Rising healthcare costs, the current credit crunch and concerns about Government’s drive to implement National Health Insurance (NHI) are creating a challenge for many medical schemes. One of the biggest challenges facing medical schemes is to keep the monthly contributions members pay within acceptable limits. Rising hospital costs are a particular concern for schemes, as is the high level of claims from members who consult specialists.

A grim picture

Over the past 13 years, Consumer Price Inflation (CPI) has averaged 5.9% per year. The four biggest open medical schemes in South Africa, namely Discovery, Bonitas, Momentum and Medihelp, represent approximately 75% of open medical scheme membership.
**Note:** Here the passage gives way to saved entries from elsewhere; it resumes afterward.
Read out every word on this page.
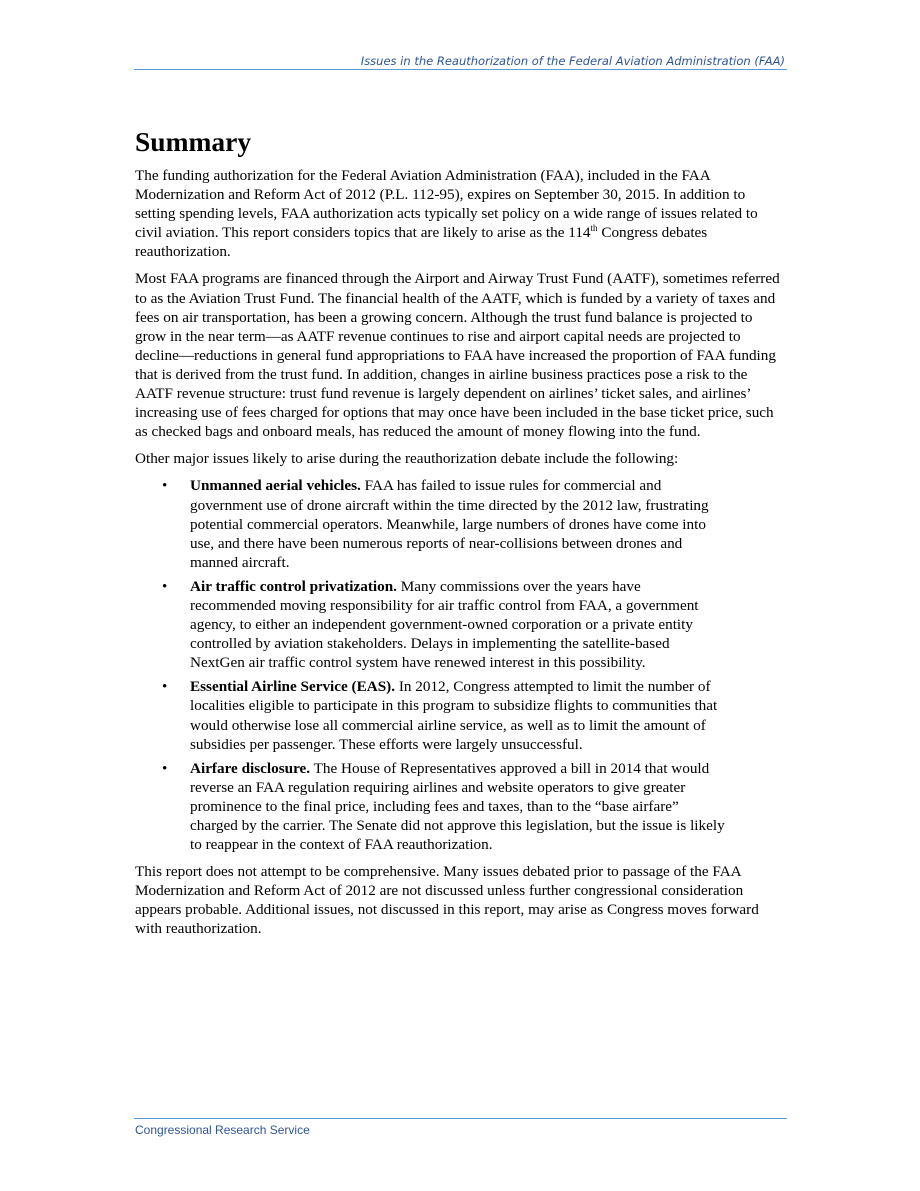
Issues in the Reauthorization of the Federal Aviation Administration (FAA)
Summary

The funding authorization for the Federal Aviation Administration (FAA), included in the FAA Modernization and Reform Act of 2012 (P.L. 112-95), expires on September 30, 2015. In addition to setting spending levels, FAA authorization acts typically set policy on a wide range of issues related to civil aviation. This report considers topics that are likely to arise as the 114th Congress debates reauthorization.

Most FAA programs are financed through the Airport and Airway Trust Fund (AATF), sometimes referred to as the Aviation Trust Fund. The financial health of the AATF, which is funded by a variety of taxes and fees on air transportation, has been a growing concern. Although the trust fund balance is projected to grow in the near term—as AATF revenue continues to rise and airport capital needs are projected to decline—reductions in general fund appropriations to FAA have increased the proportion of FAA funding that is derived from the trust fund. In addition, changes in airline business practices pose a risk to the AATF revenue structure: trust fund revenue is largely dependent on airlines’ ticket sales, and airlines’ increasing use of fees charged for options that may once have been included in the base ticket price, such as checked bags and onboard meals, has reduced the amount of money flowing into the fund.

Other major issues likely to arise during the reauthorization debate include the following:

• Unmanned aerial vehicles. FAA has failed to issue rules for commercial and government use of drone aircraft within the time directed by the 2012 law, frustrating potential commercial operators. Meanwhile, large numbers of drones have come into use, and there have been numerous reports of near-collisions between drones and manned aircraft.
• Air traffic control privatization. Many commissions over the years have recommended moving responsibility for air traffic control from FAA, a government agency, to either an independent government-owned corporation or a private entity controlled by aviation stakeholders. Delays in implementing the satellite-based NextGen air traffic control system have renewed interest in this possibility.
• Essential Airline Service (EAS). In 2012, Congress attempted to limit the number of localities eligible to participate in this program to subsidize flights to communities that would otherwise lose all commercial airline service, as well as to limit the amount of subsidies per passenger. These efforts were largely unsuccessful.
• Airfare disclosure. The House of Representatives approved a bill in 2014 that would reverse an FAA regulation requiring airlines and website operators to give greater prominence to the final price, including fees and taxes, than to the “base airfare” charged by the carrier. The Senate did not approve this legislation, but the issue is likely to reappear in the context of FAA reauthorization.

This report does not attempt to be comprehensive. Many issues debated prior to passage of the FAA Modernization and Reform Act of 2012 are not discussed unless further congressional consideration appears probable. Additional issues, not discussed in this report, may arise as Congress moves forward with reauthorization.

Congressional Research Service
The average increase for these four schemes, representing the majority of open membership, was 10% in 2013. In 2014, increases were slightly less at 9.2%, but they are increasing again in 2015 to a staggering 9.4%. Considering the fact that annual salary increases are once again expected to be in the region of 6%, the year-on-year above inflation increases for medical scheme memberships has simply become a luxury many can no longer afford.

According to some actuaries active in the healthcare industry, this situation is not expected to change in the foreseeable future. Due to changes to the Income Tax Act, the benefit of having an employer subsidise a medical scheme contribution is practically non-existent. As a result, it is very likely that more employers are going to continue to subsidise medical scheme contributions in 2015. This change could mean that in 2015 not only low-income earners, but everyone could be forced to choose between medical scheme and other household needs that compete for their disposable income.

Opting out

Healthcare experts suggest that younger people are becoming less willing to accept that they need to subsidise older, sicker people when they join a scheme, with the result that the 20 to 30 year olds are increasingly migrating off medical schemes, resulting in an increase in the costs.

Generally speaking, the medical scheme industry landscape in South Africa is not entirely a happy place right now. For those privileged enough to afford private healthcare, it is and will always be a grudge purchase followed by endless negative publicity about high costs, decreasing cover, exorbitant trustee fees and excessive non-healthcare expenditure. For those less privileged, the battle for peace of mind continues unabated.

This is where brokers play a crucial role; by ensuring that their clients understand the rules of the medical scheme and, therefore, that medical schemes act in a transparent and open manner. Brokers know their clients’ needs best and have a responsibility to assess the offerings in the market against their clients’ needs and to provide products that meet those needs.